The prompt is advisory. The code is law.

The Fix That Held

Two layers, belt-and-suspenders:

  1. Prompt-level — kept the ## OUT OF SCOPE section; also mirrored the scope rules into rules.md so Sonnet gets them in per-scan context.
  2. Code-level — added an IN_SCOPE allowlist to main.py:
IN_SCOPE = {
    "gmail_ecomm", "gmail_client_b", "gmail_client_c", "gmail_client_d",
    "slack_ecomm", "slack_client_b", "slack_client_c",
    "calendar_ecomm", "calendar_client_b", "calendar_client_c", "calendar_client_d",
    "signal",
}

Now, before any auth key can become a Things task, it has to be in that set.

Anything outside it gets logged as "Ignored out-of-scope auth keys" and silently dropped.

slack_former_client never reaches Things again. Doesn't matter what Sonnet reports.

Why This Matters to Me

I used to think scope isolation was a prompting problem.

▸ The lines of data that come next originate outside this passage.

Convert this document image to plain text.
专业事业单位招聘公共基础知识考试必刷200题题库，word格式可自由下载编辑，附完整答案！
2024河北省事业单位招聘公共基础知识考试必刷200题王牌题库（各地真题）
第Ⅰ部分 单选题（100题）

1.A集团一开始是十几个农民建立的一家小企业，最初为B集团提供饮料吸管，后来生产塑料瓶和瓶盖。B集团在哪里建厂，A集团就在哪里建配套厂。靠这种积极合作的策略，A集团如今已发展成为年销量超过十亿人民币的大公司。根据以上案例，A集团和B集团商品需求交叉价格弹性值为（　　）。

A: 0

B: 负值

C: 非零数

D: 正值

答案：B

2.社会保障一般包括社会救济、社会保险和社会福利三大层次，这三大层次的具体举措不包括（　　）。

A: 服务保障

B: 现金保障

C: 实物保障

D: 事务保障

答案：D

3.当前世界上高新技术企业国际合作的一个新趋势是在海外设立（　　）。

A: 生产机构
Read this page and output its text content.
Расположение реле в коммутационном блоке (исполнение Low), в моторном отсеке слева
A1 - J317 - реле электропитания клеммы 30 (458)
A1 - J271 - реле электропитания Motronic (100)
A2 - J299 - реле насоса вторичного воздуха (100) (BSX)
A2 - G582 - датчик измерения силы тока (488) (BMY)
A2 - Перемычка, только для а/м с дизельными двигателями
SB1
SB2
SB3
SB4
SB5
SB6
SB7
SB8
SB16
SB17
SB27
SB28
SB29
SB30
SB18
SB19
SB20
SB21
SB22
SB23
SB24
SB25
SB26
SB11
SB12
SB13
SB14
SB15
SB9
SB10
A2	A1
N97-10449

Write the right instructions, the model stays in its lane. And mostly that's true — but "mostly" isn't a safety guarantee when the model is taking actions downstream.

The pattern is simple: enforce at the consumer boundary, not just the prompt boundary. When one MCP tool has five clients in it and you only mean three, the allowlist in your code is the only thing you can actually trust.

The prompt tells the model what to do. The code decides what's allowed to happen.

P.S. Arcade's arcade-business server exposed an ecommerce business, a second client, a third client, and a former client through the same shared Slack provider. If your auth layer bundles multiple tenants, this is the pattern — not tighter prompting.